A diplomatic academy will be opened in Budapest from September next year; obtaining a degree here will be a prerequisite for working at the ministry of foreign affairs, Foreign Minister Péter Szijjártó said in Budapest.
Addressing the 16th congress of Fidelitas, the youth arm of the governing Fidesz party, the minister said the diplomatic academy and the National Public Service University would jointly offer a competitive education system to those who wish to work in the diplomatic profession and represent Hungary’s national and economic interests abroad. This is a challenging, but uplifting task, he added.
Szijjártó said that over the past five years, as the head of the foreign ministry he enjoyed the support of many young people in the efforts to renew Hungarian foreign policy. Today those working as members of the diplomatic staff are proud of representing a more than 1,000-year-old Christian state, which repeatedly defended Christian values over the course of history, and whose members fought for a long time for the freedom of the nation.

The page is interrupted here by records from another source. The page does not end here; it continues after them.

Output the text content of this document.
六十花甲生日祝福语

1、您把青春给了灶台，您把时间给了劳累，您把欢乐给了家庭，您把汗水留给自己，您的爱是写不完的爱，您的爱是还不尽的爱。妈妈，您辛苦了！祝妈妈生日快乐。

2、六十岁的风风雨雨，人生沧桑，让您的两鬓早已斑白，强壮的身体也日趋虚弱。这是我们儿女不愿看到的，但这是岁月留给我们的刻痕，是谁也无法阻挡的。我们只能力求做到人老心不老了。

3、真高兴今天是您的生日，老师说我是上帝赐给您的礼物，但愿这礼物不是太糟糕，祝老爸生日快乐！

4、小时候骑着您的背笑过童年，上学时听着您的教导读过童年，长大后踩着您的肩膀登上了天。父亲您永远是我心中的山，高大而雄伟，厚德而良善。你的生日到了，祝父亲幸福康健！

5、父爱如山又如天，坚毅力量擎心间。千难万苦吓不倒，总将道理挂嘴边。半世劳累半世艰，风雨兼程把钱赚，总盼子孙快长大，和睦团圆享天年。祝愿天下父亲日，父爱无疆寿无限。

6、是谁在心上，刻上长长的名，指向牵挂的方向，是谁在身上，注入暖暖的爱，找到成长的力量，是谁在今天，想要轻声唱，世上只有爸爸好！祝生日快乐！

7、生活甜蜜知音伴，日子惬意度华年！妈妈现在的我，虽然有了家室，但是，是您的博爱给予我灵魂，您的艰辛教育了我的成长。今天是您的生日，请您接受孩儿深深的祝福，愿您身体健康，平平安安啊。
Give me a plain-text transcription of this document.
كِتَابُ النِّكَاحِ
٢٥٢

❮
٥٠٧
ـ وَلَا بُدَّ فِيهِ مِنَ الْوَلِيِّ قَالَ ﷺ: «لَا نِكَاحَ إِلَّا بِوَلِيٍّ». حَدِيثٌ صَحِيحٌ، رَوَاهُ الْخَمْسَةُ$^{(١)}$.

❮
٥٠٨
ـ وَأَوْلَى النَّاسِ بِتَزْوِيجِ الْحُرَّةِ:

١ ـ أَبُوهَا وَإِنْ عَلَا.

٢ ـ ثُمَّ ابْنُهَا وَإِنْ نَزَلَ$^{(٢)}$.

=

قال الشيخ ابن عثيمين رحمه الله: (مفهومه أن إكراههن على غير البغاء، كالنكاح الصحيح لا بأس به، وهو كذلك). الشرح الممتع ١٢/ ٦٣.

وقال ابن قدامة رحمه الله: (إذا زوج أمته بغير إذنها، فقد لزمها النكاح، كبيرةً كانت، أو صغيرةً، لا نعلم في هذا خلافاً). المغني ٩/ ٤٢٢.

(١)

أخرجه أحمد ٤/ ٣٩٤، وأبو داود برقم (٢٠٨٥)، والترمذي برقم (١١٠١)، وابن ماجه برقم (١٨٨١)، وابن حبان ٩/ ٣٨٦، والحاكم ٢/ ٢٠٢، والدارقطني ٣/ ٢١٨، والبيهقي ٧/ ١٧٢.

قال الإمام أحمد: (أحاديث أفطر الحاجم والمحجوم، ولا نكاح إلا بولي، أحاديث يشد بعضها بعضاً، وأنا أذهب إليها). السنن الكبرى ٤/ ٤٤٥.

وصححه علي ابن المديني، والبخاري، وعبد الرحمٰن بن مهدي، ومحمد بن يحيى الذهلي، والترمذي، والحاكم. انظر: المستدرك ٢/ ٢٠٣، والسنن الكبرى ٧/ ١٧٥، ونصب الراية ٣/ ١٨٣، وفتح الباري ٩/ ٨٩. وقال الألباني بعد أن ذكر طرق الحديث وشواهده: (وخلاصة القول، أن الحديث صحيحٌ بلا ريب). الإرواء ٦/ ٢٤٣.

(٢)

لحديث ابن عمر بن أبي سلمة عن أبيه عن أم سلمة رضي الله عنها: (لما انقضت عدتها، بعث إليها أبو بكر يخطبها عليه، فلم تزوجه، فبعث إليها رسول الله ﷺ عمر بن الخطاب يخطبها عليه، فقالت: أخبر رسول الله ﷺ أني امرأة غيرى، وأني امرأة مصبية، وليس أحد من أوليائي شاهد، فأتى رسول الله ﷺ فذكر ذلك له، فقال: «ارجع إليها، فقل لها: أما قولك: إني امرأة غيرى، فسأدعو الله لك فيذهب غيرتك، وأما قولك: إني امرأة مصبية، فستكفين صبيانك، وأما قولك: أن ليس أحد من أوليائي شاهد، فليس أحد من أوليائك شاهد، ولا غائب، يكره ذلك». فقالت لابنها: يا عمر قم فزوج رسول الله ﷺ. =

The minister noted that Hungary has now strengthened to the extent that its economic performance is outstanding by European standards. Combining foreign policy and foreign trade has created a great competitive advantage, and the foreign ministry staff are working to help improve the performance and competitiveness of the Hungarian economy, he added.

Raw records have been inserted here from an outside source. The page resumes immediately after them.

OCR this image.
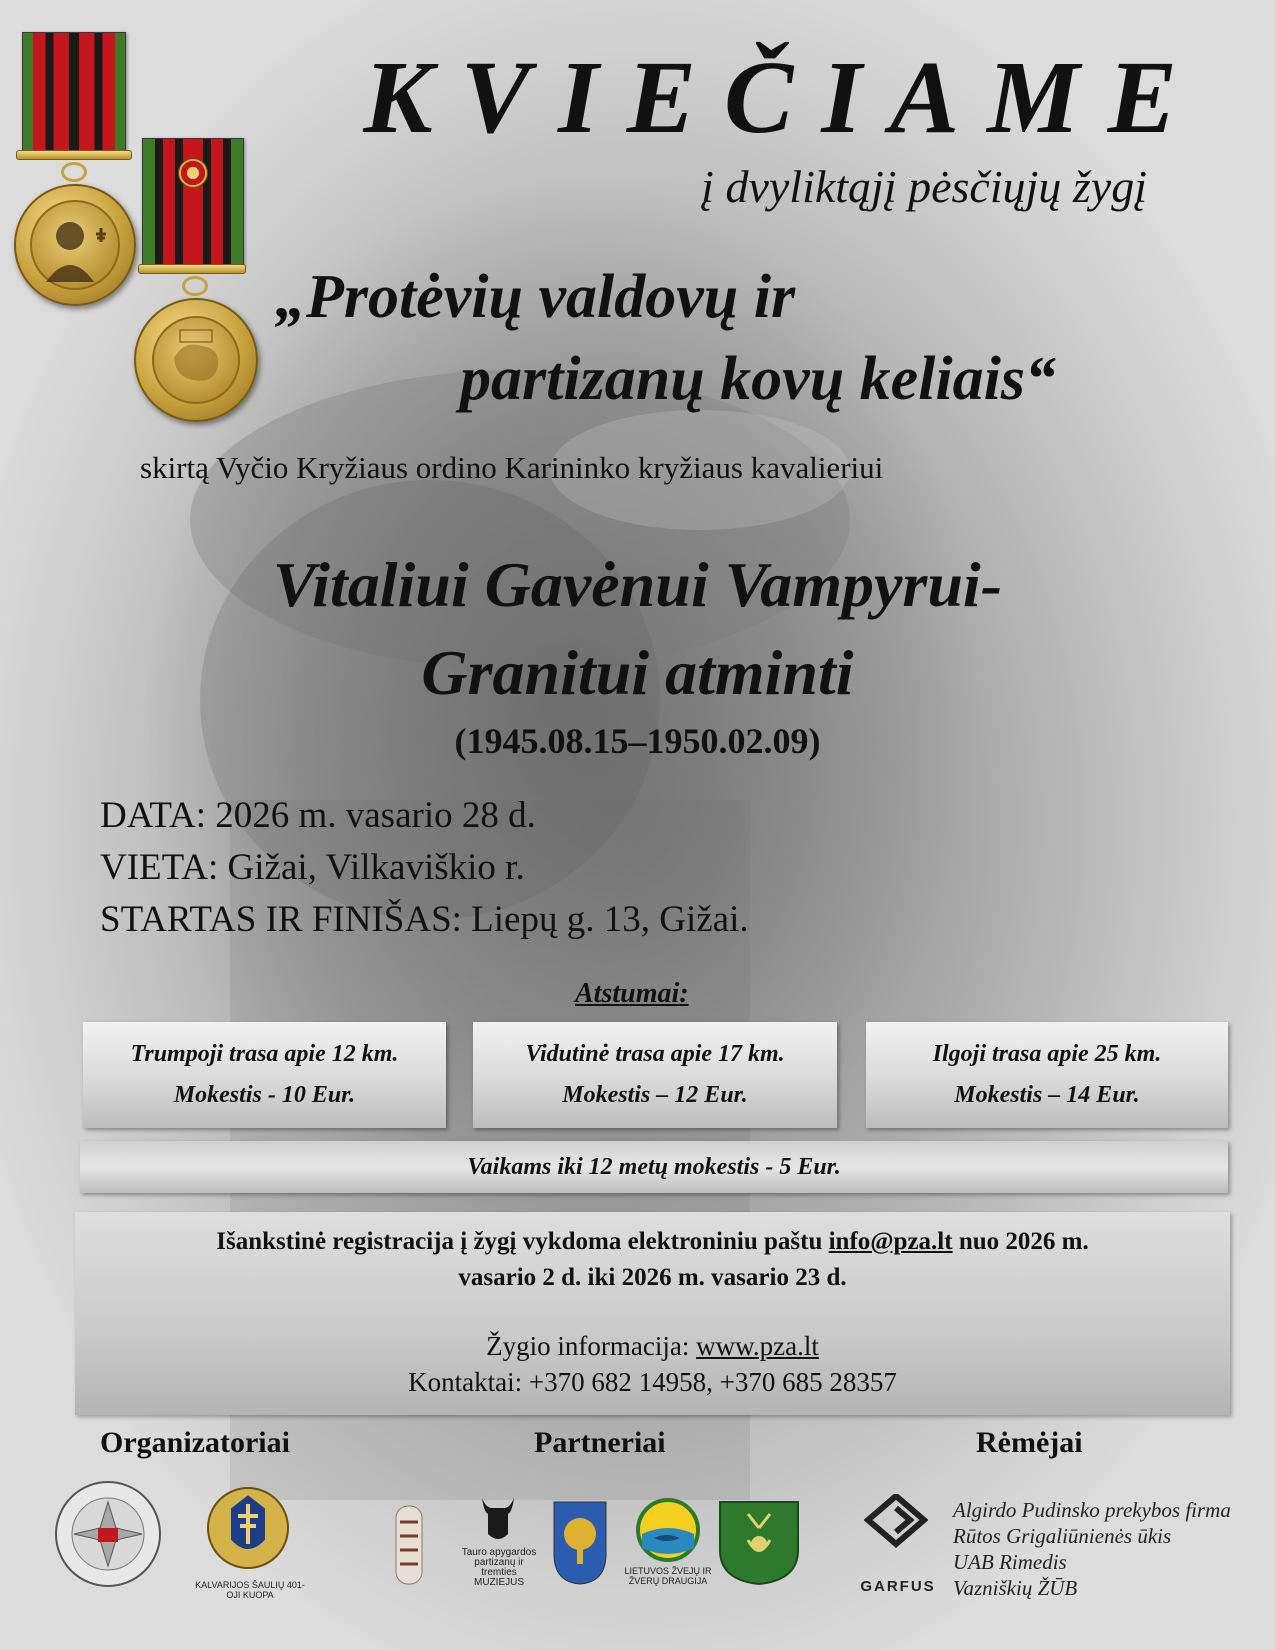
KVIEČIAME
į dvyliktąjį pėsčiųjų žygį
„Protėvių valdovų ir
partizanų kovų keliais“
skirtą Vyčio Kryžiaus ordino Karininko kryžiaus kavalieriui
Vitaliui Gavėnui Vampyrui-
Granitui atminti
(1945.08.15–1950.02.09)
DATA: 2026 m. vasario 28 d.
VIETA: Gižai, Vilkaviškio r.
STARTAS IR FINIŠAS: Liepų g. 13, Gižai.
Atstumai:
Trumpoji trasa apie 12 km.
Mokestis - 10 Eur.
Vidutinė trasa apie 17 km.
Mokestis – 12 Eur.
Ilgoji trasa apie 25 km.
Mokestis – 14 Eur.
Vaikams iki 12 metų mokestis - 5 Eur.

Išankstinė registracija į žygį vykdoma elektroniniu paštu info@pza.lt nuo 2026 m.
vasario 2 d. iki 2026 m. vasario 23 d.

Žygio informacija: www.pza.lt
Kontaktai: +370 682 14958, +370 685 28357

Organizatoriai	Partneriai	Rėmėjai
KALVARIJOS ŠAULIŲ 401-OJI KUOPA
Tauro apygardos partizanų ir tremties MUZIEJUS
LIETUVOS ŽVEJŲ IR ŽVERŲ DRAUGIJA	GARFUS
Algirdo Pudinsko prekybos firma
Rūtos Grigaliūnienės ūkis
UAB Rimedis
Vazniškių ŽŪB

The performance of Hungarian diplomats is measured by how many international companies have picked Hungary as the location for their investment and for how many Hungarian companies they have created a business opportunity on foreign markets, Szijjártó said.
Gergely Gulyás, head of the Prime Minister’s Office, said that Fidelitas would have a major role to play in civic government having a future in Hungary. Citing research by pollster Medián, he said that support for ruling Fidesz is the strongest, over 50%, in the age group 30-39 from among all generations. In addition, Fidesz is also in the lead in the age group 20-29.
Outgoing president László Böröcz said that Fidelitas had become central Europe’s biggest political youth organisation, with more members than most opposition parties in Hungary.